The unfailing interest of the principal is further witnessed by his voluntary expenditure in behalf of school and choir. He furnished all the music for the school. Similarly, he paid a large proportion of the expenses pertaining to the musical department of service. The considerable proceeds derived from the sale of his first Church Hymnal were devoted to the needs of the choir.

Take it altogether, is there aught of marvel in the fact that when one meets anywhere a former pupil of the Warren Free Institute he finds a woman who is enthusiastic in her praises of its ecclesiastical head?

And yet with most people the position would have been counted of small moment, possessing only a temporary influence. At the beginning the new pastor was elected only for one year. Thereafter nobody thought of the formality of a renewal, and the appointment simply held over. But think what he made of the place! Think what a rolling stream of undying influence went out from this post, of what men would consider an uncertain tenure! One reason for this, no doubt, is to be found in the simple-mindedness and straightforwardness of his aim. He never changed; he never lost the spirituality of his beginning.

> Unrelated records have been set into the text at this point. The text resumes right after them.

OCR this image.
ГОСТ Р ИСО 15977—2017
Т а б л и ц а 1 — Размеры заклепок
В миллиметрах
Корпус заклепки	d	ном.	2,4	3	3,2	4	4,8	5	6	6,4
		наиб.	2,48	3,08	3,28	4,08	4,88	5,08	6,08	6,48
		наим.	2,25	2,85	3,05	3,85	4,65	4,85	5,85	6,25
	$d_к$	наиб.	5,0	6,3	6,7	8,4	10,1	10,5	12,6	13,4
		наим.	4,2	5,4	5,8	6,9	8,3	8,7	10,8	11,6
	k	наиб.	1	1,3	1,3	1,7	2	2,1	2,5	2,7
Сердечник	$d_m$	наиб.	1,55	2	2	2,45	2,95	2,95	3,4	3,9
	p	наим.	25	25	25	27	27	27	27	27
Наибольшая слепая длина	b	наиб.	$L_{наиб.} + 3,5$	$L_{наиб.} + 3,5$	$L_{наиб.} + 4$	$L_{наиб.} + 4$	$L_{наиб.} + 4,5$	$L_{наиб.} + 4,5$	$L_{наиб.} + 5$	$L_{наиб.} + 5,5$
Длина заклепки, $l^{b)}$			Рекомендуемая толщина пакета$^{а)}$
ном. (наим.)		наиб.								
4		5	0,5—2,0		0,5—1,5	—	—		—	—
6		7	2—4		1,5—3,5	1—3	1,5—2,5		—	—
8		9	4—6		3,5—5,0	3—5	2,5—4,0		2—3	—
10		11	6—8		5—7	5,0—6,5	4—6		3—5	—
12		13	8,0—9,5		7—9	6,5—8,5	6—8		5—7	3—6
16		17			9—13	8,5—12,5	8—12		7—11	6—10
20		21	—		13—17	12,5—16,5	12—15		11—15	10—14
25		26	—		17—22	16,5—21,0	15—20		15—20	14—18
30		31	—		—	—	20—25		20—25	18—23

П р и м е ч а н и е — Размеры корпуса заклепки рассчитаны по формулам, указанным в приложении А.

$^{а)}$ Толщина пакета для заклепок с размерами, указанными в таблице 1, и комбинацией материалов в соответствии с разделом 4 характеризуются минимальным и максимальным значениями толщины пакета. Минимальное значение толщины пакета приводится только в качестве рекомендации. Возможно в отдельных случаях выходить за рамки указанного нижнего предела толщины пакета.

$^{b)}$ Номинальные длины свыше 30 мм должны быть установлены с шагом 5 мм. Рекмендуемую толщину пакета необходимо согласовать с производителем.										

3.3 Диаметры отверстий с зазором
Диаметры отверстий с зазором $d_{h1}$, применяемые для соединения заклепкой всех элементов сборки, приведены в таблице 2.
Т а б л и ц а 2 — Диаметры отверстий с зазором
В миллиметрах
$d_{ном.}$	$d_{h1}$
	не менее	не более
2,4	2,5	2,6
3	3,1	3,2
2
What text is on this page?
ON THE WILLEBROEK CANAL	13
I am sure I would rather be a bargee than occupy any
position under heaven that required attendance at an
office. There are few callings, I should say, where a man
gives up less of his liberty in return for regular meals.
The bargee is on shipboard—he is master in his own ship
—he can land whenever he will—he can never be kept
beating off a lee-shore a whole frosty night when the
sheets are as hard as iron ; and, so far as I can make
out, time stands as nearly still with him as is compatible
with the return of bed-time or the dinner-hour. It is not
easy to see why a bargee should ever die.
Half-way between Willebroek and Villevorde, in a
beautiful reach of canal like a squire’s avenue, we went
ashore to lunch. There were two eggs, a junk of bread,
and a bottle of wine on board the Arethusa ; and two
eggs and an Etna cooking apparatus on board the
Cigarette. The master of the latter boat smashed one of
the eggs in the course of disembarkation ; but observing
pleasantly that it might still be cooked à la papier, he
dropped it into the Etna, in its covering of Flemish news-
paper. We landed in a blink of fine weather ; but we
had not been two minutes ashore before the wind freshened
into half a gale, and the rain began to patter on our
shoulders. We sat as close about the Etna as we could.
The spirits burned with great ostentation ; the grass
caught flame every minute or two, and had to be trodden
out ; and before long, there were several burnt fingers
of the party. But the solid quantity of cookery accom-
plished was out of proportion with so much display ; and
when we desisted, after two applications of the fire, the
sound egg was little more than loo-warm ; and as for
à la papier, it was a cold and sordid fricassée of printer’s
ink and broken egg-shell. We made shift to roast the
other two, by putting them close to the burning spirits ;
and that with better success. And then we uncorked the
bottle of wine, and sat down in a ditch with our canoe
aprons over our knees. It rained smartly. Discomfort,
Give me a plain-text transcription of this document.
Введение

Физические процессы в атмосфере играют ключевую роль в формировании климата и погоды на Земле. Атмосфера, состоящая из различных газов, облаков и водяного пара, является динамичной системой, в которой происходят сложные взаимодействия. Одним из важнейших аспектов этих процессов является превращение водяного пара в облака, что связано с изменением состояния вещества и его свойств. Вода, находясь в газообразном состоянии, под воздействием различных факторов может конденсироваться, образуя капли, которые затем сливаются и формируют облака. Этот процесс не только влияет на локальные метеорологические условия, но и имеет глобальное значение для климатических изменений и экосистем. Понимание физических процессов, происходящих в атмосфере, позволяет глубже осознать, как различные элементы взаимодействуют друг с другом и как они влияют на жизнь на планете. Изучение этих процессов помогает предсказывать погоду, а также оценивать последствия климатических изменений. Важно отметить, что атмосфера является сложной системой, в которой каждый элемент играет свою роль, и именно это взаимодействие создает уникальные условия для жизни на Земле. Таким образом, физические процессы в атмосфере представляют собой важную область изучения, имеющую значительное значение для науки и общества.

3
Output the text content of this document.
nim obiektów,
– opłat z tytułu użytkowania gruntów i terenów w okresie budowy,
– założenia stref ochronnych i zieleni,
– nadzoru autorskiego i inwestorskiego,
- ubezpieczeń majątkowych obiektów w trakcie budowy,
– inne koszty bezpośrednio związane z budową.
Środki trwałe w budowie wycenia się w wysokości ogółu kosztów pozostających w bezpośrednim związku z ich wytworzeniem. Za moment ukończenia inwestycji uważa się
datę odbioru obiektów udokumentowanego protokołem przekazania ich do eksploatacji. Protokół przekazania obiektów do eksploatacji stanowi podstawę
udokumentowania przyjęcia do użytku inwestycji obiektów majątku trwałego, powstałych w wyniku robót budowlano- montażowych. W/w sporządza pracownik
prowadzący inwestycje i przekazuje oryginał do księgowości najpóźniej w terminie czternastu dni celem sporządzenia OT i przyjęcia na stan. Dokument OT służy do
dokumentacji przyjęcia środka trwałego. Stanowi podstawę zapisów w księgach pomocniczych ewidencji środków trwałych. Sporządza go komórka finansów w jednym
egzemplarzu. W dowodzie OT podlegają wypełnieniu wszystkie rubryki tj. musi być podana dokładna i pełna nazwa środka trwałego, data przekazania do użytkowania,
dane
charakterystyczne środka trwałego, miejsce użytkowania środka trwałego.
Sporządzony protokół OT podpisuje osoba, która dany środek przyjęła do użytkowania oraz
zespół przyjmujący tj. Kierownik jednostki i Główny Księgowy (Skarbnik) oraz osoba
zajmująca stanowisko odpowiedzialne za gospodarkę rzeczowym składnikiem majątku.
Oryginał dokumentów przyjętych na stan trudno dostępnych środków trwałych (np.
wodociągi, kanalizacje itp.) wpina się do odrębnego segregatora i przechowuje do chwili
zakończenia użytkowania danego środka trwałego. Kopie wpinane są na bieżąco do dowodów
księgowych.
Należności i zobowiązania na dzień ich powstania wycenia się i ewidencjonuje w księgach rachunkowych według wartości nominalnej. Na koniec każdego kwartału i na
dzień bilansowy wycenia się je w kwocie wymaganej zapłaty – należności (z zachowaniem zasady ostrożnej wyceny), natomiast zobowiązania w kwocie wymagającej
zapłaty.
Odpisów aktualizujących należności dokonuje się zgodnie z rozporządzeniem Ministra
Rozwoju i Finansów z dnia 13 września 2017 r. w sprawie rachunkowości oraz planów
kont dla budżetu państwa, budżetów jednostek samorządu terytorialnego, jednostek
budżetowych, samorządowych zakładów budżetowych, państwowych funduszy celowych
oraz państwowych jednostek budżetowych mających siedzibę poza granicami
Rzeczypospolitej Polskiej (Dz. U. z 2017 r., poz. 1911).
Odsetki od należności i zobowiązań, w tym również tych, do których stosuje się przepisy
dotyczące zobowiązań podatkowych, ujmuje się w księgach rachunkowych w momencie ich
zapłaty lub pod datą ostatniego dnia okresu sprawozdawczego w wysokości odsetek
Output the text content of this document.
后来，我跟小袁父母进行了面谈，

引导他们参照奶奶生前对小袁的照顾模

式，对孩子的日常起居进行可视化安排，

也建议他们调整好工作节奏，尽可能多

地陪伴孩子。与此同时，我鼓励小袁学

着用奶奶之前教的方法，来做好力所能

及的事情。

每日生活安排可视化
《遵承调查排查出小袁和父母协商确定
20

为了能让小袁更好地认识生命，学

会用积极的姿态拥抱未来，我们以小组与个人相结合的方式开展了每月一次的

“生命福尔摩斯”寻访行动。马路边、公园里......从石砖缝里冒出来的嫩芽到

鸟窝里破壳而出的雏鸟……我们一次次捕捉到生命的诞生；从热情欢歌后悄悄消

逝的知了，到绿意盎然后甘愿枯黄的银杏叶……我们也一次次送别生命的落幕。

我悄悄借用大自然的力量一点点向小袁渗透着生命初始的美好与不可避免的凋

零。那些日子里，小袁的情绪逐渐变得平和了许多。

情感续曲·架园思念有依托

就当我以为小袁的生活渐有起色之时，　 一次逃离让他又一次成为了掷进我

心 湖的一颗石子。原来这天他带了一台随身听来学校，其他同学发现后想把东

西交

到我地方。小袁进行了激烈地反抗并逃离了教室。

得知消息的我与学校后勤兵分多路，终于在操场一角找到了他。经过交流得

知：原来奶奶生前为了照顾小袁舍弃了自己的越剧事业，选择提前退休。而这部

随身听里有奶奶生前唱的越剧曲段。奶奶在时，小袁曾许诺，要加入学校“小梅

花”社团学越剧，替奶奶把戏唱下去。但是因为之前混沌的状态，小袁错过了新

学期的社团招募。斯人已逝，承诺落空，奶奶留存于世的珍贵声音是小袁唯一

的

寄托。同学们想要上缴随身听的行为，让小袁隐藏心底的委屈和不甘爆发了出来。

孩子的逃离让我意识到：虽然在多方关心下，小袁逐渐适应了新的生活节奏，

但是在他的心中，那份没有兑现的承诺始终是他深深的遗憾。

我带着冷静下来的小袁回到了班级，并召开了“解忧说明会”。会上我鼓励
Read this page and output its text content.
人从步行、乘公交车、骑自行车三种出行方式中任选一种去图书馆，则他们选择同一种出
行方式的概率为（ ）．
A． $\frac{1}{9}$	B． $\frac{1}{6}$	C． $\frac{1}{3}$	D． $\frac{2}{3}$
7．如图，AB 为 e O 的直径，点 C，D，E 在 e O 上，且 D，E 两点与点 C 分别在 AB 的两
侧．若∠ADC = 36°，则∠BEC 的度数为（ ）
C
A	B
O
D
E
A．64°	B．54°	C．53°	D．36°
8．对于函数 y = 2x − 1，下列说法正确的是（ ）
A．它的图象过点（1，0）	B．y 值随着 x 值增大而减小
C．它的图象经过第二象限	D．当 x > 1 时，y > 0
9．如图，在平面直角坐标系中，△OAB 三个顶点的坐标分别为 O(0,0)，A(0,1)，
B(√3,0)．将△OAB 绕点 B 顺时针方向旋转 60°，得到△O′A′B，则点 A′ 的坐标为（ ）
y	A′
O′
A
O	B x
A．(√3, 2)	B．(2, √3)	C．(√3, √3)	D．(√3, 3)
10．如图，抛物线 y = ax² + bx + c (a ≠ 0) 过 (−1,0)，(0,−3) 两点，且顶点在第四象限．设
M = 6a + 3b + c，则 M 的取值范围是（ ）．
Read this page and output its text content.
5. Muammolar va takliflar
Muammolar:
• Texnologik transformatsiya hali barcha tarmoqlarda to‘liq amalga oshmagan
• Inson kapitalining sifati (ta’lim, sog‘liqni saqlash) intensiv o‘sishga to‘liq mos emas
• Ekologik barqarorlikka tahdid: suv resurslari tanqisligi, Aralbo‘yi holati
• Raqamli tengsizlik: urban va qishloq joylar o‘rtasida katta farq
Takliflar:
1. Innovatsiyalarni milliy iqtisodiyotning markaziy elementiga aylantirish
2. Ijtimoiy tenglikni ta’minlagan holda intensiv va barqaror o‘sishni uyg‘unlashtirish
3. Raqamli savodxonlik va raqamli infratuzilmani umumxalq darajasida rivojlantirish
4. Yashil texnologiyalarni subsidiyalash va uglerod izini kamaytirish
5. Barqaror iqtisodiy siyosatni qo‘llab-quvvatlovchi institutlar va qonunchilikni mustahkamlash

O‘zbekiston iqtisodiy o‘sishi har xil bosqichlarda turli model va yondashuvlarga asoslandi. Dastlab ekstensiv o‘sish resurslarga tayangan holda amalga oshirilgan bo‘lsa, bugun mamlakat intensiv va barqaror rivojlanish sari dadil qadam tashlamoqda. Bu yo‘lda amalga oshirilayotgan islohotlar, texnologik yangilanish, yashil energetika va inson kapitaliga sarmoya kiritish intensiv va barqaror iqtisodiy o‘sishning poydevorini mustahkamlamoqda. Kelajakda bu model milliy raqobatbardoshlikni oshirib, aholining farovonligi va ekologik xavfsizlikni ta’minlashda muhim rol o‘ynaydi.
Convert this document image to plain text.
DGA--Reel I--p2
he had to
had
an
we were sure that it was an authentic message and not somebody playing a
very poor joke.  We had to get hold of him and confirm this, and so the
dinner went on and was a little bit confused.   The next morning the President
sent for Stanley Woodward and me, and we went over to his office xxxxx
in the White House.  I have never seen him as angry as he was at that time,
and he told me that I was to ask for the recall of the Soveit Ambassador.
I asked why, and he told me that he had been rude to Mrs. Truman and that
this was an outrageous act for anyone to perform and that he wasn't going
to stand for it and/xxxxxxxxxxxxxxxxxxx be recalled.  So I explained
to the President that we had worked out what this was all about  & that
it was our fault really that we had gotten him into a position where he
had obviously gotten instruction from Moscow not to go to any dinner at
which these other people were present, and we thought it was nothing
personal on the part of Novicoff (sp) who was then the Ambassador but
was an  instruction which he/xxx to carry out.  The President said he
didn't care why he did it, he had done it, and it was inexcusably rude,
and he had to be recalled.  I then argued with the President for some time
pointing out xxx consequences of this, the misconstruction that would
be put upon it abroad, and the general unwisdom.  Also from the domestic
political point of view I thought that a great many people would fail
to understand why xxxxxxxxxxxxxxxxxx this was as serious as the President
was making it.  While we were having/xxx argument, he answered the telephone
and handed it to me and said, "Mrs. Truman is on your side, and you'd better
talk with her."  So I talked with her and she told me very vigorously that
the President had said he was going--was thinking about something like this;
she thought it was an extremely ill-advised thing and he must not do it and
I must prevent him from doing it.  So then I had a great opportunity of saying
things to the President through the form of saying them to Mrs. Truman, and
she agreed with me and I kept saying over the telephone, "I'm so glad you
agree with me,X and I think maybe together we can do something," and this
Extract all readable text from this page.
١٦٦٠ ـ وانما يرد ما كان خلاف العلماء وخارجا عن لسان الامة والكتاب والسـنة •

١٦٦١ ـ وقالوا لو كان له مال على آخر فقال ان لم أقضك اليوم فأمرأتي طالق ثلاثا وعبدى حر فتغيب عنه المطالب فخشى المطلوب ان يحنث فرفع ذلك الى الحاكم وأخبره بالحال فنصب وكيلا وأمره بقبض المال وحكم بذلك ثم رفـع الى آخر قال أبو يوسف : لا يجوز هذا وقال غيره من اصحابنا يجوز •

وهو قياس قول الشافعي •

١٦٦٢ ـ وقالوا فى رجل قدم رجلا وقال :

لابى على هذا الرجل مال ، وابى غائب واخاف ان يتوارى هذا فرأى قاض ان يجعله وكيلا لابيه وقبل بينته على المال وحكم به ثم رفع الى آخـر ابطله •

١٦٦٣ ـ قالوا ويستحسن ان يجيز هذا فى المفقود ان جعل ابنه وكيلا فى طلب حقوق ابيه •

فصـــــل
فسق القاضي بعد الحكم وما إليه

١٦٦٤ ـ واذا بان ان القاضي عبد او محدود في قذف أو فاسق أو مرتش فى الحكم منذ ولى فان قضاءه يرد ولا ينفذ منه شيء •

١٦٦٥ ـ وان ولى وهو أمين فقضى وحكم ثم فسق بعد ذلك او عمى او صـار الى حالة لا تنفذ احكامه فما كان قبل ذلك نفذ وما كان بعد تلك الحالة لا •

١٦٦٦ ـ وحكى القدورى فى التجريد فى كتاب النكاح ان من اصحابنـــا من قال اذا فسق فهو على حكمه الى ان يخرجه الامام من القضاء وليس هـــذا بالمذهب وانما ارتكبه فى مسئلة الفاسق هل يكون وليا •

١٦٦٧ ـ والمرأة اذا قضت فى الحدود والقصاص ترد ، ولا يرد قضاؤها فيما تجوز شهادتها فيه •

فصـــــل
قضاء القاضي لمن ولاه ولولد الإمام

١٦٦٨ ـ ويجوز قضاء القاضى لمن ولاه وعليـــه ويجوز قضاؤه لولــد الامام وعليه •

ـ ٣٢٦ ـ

Many young men who enter the ministry start out with motives as religious as those cherished by the youthful Tucker; but after a while they find that the practice varies from the theory, that to serve God through wardens and vestries is a very different thing, more secular, more political, and timeserving than the simple self-consecration, the devotion of soul and body to the direct service of the Lord with which they commence.

Doctor Tucker had neither warden nor vestry, but he knew troubles not few nor feigned. Nevertheless he kept up his purity and sincerity of intention all through. His motives were fair and clear at the end as at the beginning.

Reference has been made to a New Year's reception at the parsonage. On this one day the Rector recalled the customs of his youth; in so far did he perpetuate the fashion of his New York circle. Then he received; he kept open house for all. Friends came from far, and not merely parishioners of the Holy Cross. There was an ample and substantial spread, and there was an unfailing hospitality manifested at all times in private, but on New Year's day in a brilliant and more public assembling. The celibate showed that he had a home and that he knew how to entertain.

As to the question of celibacy in connection with the Rector, Dr. Warren writes again: "I think that our Missionary enterprise of the Holy Cross depended much on the fact of there being three old bachelors concerned in it; for I am sure that if any one of them had ever married, it would have been disastrous to the others and to the enterprise."